A Legacy of Love
My dad wrote his first love letter in 1942. As a Purdue engineering student at the time, he came to Richmond, Indiana, with a fraternity brother to celebrate Thanksgiving because he was short of cash for the train home to Pittsburgh. While in Richmond he had a blind date with my mom. “She was the smartest woman I ever met,” he once told me. “She was never uppity—and there was this light in those blue eyes.” He began hitch-hiking to Richmond regularly.
My dad wooed mom with Frank Sinatra music. In the coming years, he wrote a couple dozen love letters. I know because my mother admitted to me they were hidden in the nightstand by their bed. “He was no Romeo; he was an engineer,” my mom explained. “But his love letters showed me that he had a beautiful heart.” I wanted to read the letters.
When dad graduated, they married and my mother followed him to Southbend, where my brother Les was born, and to Hartford, where I was born, and then back to Southbend where Charley was born, and eventually onward to Indianapolis, where we grew up in a suburb south of the city. In Indianapolis my dad helped design the first jet engine parts, and my mother undertook caring for our home and grew prize-winning roses. Once she told me, “I missed my home in the early years of our marriage. Sometimes, I cried,” she admitted, “But your dad would hold me, and it was okay. Then we made our own home. Our own family.” She believed this was the most important thing you could do, and she did it well.

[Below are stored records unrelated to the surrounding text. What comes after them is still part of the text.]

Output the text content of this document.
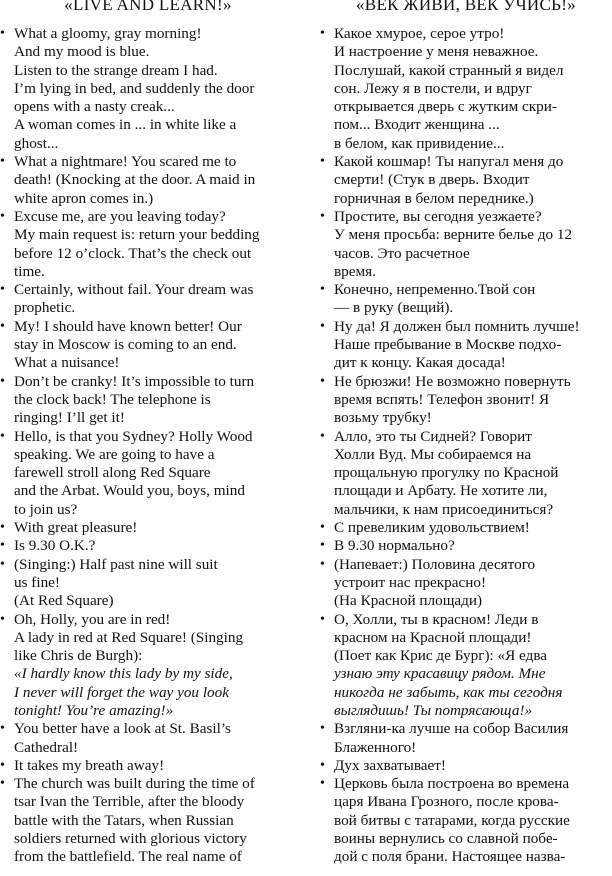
«LIVE AND LEARN!»
• What a gloomy, gray morning!
And my mood is blue.
Listen to the strange dream I had.
I’m lying in bed, and suddenly the door
opens with a nasty creak...
A woman comes in ... in white like a
ghost...
• What a nightmare! You scared me to
death! (Knocking at the door. A maid in
white apron comes in.)
• Excuse me, are you leaving today?
My main request is: return your bedding
before 12 o’clock. That’s the check out
time.
• Certainly, without fail. Your dream was
prophetic.
• My! I should have known better! Our
stay in Moscow is coming to an end.
What a nuisance!
• Don’t be cranky! It’s impossible to turn
the clock back! The telephone is
ringing! I’ll get it!
• Hello, is that you Sydney? Holly Wood
speaking. We are going to have a
farewell stroll along Red Square
and the Arbat. Would you, boys, mind
to join us?
• With great pleasure!
• Is 9.30 O.K.?
• (Singing:) Half past nine will suit
us fine!
(At Red Square)
• Oh, Holly, you are in red!
A lady in red at Red Square! (Singing
like Chris de Burgh):
«I hardly know this lady by my side,
I never will forget the way you look
tonight! You’re amazing!»
• You better have a look at St. Basil’s
Cathedral!
• It takes my breath away!
• The church was built during the time of
tsar Ivan the Terrible, after the bloody
battle with the Tatars, when Russian
soldiers returned with glorious victory
from the battlefield. The real name of
«ВЕК ЖИВИ, ВЕК УЧИСЬ!»
• Какое хмурое, серое утро!
И настроение у меня неважное.
Послушай, какой странный я видел
сон. Лежу я в постели, и вдруг
открывается дверь с жутким скри-
пом... Входит женщина ...
в белом, как привидение...
• Какой кошмар! Ты напугал меня до
смерти! (Стук в дверь. Входит
горничная в белом переднике.)
• Простите, вы сегодня уезжаете?
У меня просьба: верните белье до 12
часов. Это расчетное
время.
• Конечно, непременно.Твой сон
— в руку (вещий).
• Ну да! Я должен был помнить лучше!
Наше пребывание в Москве подхо-
дит к концу. Какая досада!
• Не брюзжи! Не возможно повернуть
время вспять! Телефон звонит! Я
возьму трубку!
• Алло, это ты Сидней? Говорит
Холли Вуд. Мы собираемся на
прощальную прогулку по Красной
площади и Арбату. Не хотите ли,
мальчики, к нам присоединиться?
• С превеликим удовольствием!
• В 9.30 нормально?
• (Напевает:) Половина десятого
устроит нас прекрасно!
(На Красной площади)
• О, Холли, ты в красном! Леди в
красном на Красной площади!
(Поет как Крис де Бург): «Я едва
узнаю эту красавицу рядом. Мне
никогда не забыть, как ты сегодня
выглядишь! Ты потрясающа!»
• Взгляни-ка лучше на собор Василия
Блаженного!
• Дух захватывает!
• Церковь была построена во времена
царя Ивана Грозного, после крова-
вой битвы с татарами, когда русские
воины вернулись со славной побе-
дой с поля брани. Настоящее назва-
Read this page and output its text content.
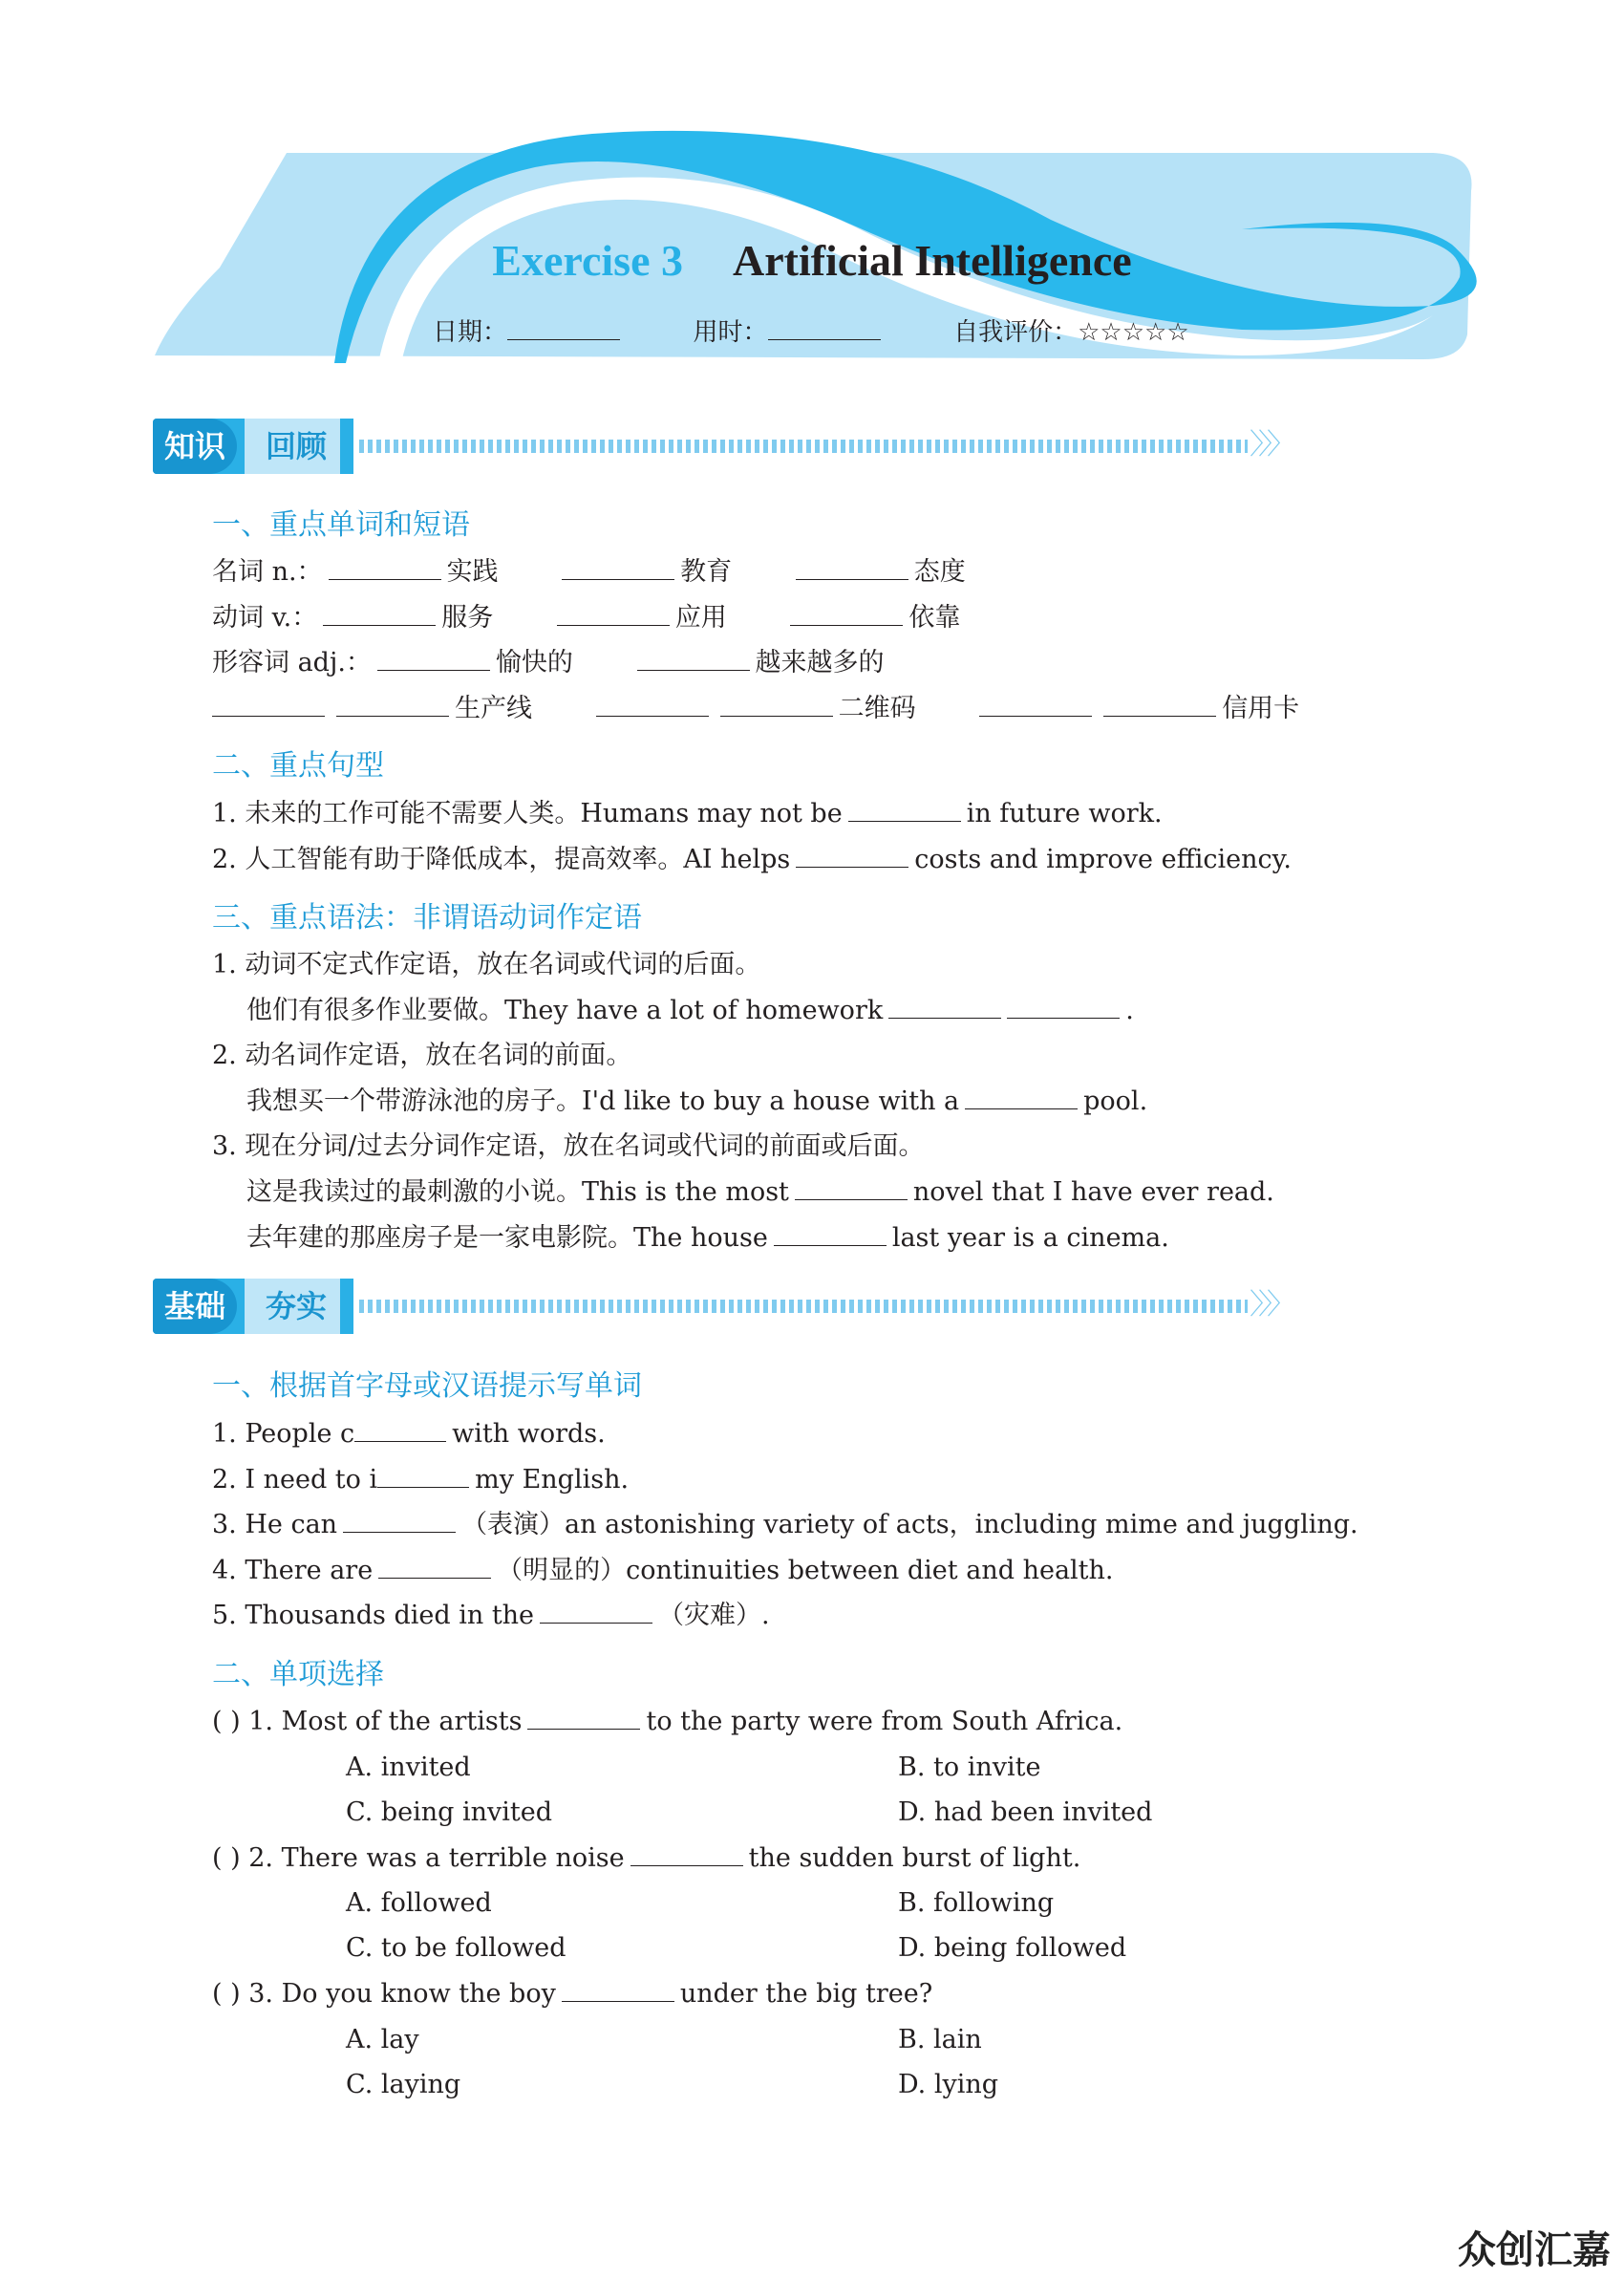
Exercise 3 Artificial Intelligence
日期：	用时：	自我评价：☆☆☆☆☆
知识	回顾	〉〉〉
一、重点单词和短语
名词 n.：	实践	教育	态度
动词 v.：	服务	应用	依靠
形容词 adj.：	愉快的	越来越多的
生产线	二维码	信用卡
二、重点句型
1. 未来的工作可能不需要人类。Humans may not be	in future work.
2. 人工智能有助于降低成本，提高效率。AI helps	costs and improve efficiency.
三、重点语法：非谓语动词作定语
1. 动词不定式作定语，放在名词或代词的后面。
他们有很多作业要做。They have a lot of homework	.
2. 动名词作定语，放在名词的前面。
我想买一个带游泳池的房子。I'd like to buy a house with a	pool.
3. 现在分词/过去分词作定语，放在名词或代词的前面或后面。
这是我读过的最刺激的小说。This is the most	novel that I have ever read.
去年建的那座房子是一家电影院。The house	last year is a cinema.
基础	夯实	〉〉〉
一、根据首字母或汉语提示写单词
1. People c	with words.
2. I need to i	my English.
3. He can	（表演）an astonishing variety of acts，including mime and juggling.
4. There are	（明显的）continuities between diet and health.
5. Thousands died in the	（灾难）.
二、单项选择
( ) 1. Most of the artists	to the party were from South Africa.
A. invited	B. to invite
C. being invited	D. had been invited
( ) 2. There was a terrible noise	the sudden burst of light.
A. followed	B. following
C. to be followed	D. being followed
( ) 3. Do you know the boy	under the big tree?
A. lay	B. lain
C. laying	D. lying
众创汇嘉
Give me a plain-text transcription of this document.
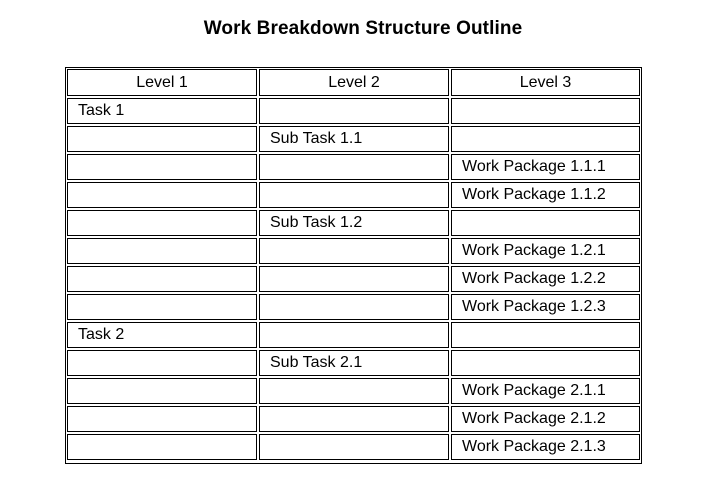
Work Breakdown Structure Outline
Level 1	Level 2	Level 3
Task 1		
	Sub Task 1.1	
		Work Package 1.1.1
		Work Package 1.1.2
	Sub Task 1.2	
		Work Package 1.2.1
		Work Package 1.2.2
		Work Package 1.2.3
Task 2		
	Sub Task 2.1	
		Work Package 2.1.1
		Work Package 2.1.2
		Work Package 2.1.3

While she discouraged me from thinking I would grow up to be a homemaker, she embraced being one. I have endless images in my head of her hanging the laundry outside, scrubbing the kitchen floors, and sewing our clothes on her Singer Sewing machine. She hummed as she did her chores. Frank Sinatra tunes.
At noon each day my dad called my mom to check on the stock-market, but as I recall it now, he was really checking on mom. Telling a joke. Perhaps flirting with her. Since he was once was mistaken for Frank Sinatra, he would often insist he was the famed actor calling. Many afternoons after the school bus dropped me off, I would run up the hill, hoping for the smell of fresh-baked oatmeal cookies—my dad’s favorite. At four each afternoon my mother prepared a meatloaf or a casserole and then she took a bath and put on fresh clothes. When my dad pushed through the door with his briefcase, my mom always seemed to light up the room. Then there was a long, warm embrace. Every day.
My parents must have fought, but I only have images of them yelling at my brothers or me for bringing the neighbor’s dog in the house or forgetting to ask when we stayed late at school. When there was a disagreement brewing, dad had a tried and true line to spout, “No one can argue with a man who looks like Frank Sinatra.”
My dad met my mom on what he called “the luckiest day of my life.” They shared 72 years together, and during that time I took their love for granted, but I never doubted it. Only now do I realize my great fortune. When dad died five years ago, I asked my mom if I could read the love letters he wrote to her. She looked a little sad. “Your dad asked me to burn them a few years ago. At this moment, I am sorry I did.”
I would love to have those love letters. But at least I still hold in me the beauty of their story. Now my parents share a niche in a lovely church garden. I visit them from time to time to honor what they gave me and what they shared, a love that seems to have transcended time. This is my legacy of love. An incredibly fortune one.
What is your legacy of love? Often we have to reach beyond the boundaries of family and even our losses to find them. A sibling who has passed? A mentor? A friendship? A lover? A pet? What is your legacy of love?
The Science of Love Letters
According to Yale psychologist Robert Sternberg, love is composed of three basic components–
- Intimacy
- Passion
- Commitment
Which element matters the most when you are writing a love letter or declaring your love to another? While an ideal love needs all three, one study showed we prefer commitment above all else. It would a good idea to sign love letters with “Forever Yours” or “Love Always!”